Further reading and listening
- Treasury Secretary Jenny Wilkinson’s opening statement to the Economics Legislation Committee notes that Treasury still expects ‘solid annual growth’ in the economy over the next two years. Wilkinson also said Treasury is monitoring the impact of recent natural disasters and currently estimates that the combined impact of bushfires in Victoria and flooding in Queensland could result in nearly $1 billion of lost economic activity, or around 0.1 per cent of real quarterly GDP.
- The AFR reports that the Australian Office of Financial Management, or Australia’s debt office, is in chaos.
- From last Friday, RBA Governor Bullock’s opening statement to the House Standing Committee on Economics. And the Hansard record of the meeting. And from this week, video of a fireside chat with Deputy Governor Andrew Hauser (the discussion only starts a bit more than 20 minutes in).
- Relevant for the previous discussion, the e61 Institute’s Gianni La Cava analyses the cash flow channel of monetary policy in Australia and says it is weaker than many assume. That is because although changes in the cash rate do feed directly into changes in mortgage rates, the subsequent response of actual mortgage repayments to those changes in rates is much more muted. Some of that is down to inertia – households do not change actual repayments in line with required repayments – and some of it reflects the presence of large liquidity and prepayment buffers which allow households to smooth consumption over time.
- The Grattan Institute’s suggestions (in a submission) on how to bring down Australian electricity prices.
- Productivity Chair Danielle Wood’s speech explains how the PC seeks to influence policy.
- In the AFR, Stephen Grenville offers a cautiously positive take on the prospect of Kevin Warsh as Fed Chair.
- A couple of interesting papers from Global Trade Alert. One looks at how companies are seeking to build ‘geopolitical muscle’ and the other reviews updated measures of state economic intervention.
- Mapping the transition channels from China shocks to the global economy.
- How will ‘involution’ in China end?
- On pricing cascades and inflation in a networked economy.
- From the NY Fed, an anatomy (not autopsy) of the Phillips curve.

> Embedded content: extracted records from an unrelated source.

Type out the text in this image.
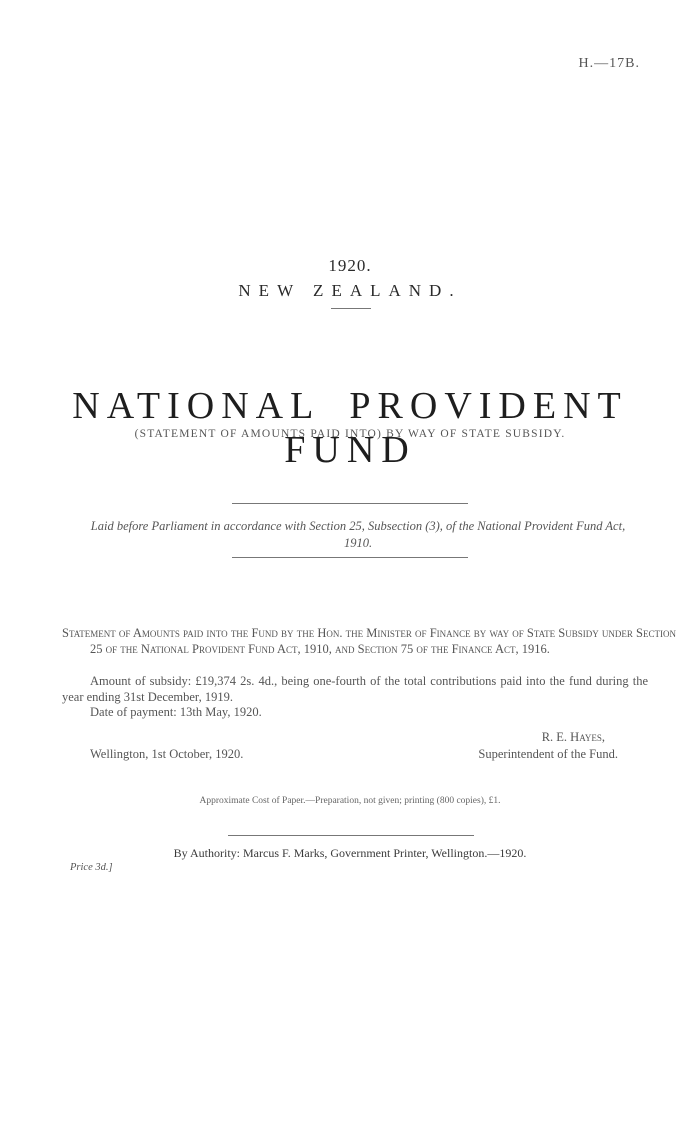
H.—17B.
1920.
NEW ZEALAND.
NATIONAL PROVIDENT FUND
(STATEMENT OF AMOUNTS PAID INTO) BY WAY OF STATE SUBSIDY.
Laid before Parliament in accordance with Section 25, Subsection (3), of the National Provident Fund Act, 1910.
Statement of Amounts paid into the Fund by the Hon. the Minister of Finance by way of State Subsidy under Section 25 of the National Provident Fund Act, 1910, and Section 75 of the Finance Act, 1916.
Amount of subsidy: £19,374 2s. 4d., being one-fourth of the total contributions paid into the fund during the year ending 31st December, 1919.
Date of payment: 13th May, 1920.
R. E. Hayes,
Wellington, 1st October, 1920.	Superintendent of the Fund.
Approximate Cost of Paper.—Preparation, not given; printing (800 copies), £1.
By Authority: Marcus F. Marks, Government Printer, Wellington.—1920.
Price 3d.]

- The WSJ compares the AI investment boom currently underway in the United States with previous capital splurges. It estimates that at a projected 2.1 per cent of GDP this year, it would be bigger than the Apollo space program (0.2 per cent), the build-out of the US interstate highway system (0.4 per cent), and the 1850s railroad boom (2.1 per cent). But not yet up there with the Louisiana purchase (three per cent).
- Related, Greg Ip with a thought-provoking piece on the changing position of capital and labour.
- Also from the WSJ, a profile of Amanda Askell, resident philosopher at Anthropic.
- This OECD working paper seeks to track trends in AI incidents and hazards, as reported by the media.
- Snobby about Excel: Dan Davies on AI and the end user effect.
- The latest edition of the Journal of Economic Perspectives includes symposia on fertility rates and on labour market competition.
- The Economist magazine reckons hedging your portfolio looks tricky.
- Also from the Economist, the Schumpeter column on how Jeffrey Epstein’s ghost is haunting the grand old men of capitalism.
- The FT magazine on the ideas of Michael Sandel.
- Daniel Waldenstrom makes the positive case for inherited wealth.
- Nouriel Roubini warns of the coming crypto apocalypse.
- What can we learn from the nineteenth century urbanisation experience?
- The IMF talks to Johan Norberg about what makes and breaks Golden Eras.
- The Odd Lots podcast on the crypto winter and other asset price shifts.
- The ChinaTalk podcast has a long conversation with grand strategist Edward Luttwak on military revolutions that also weaves in his life story and some of his favourite reading.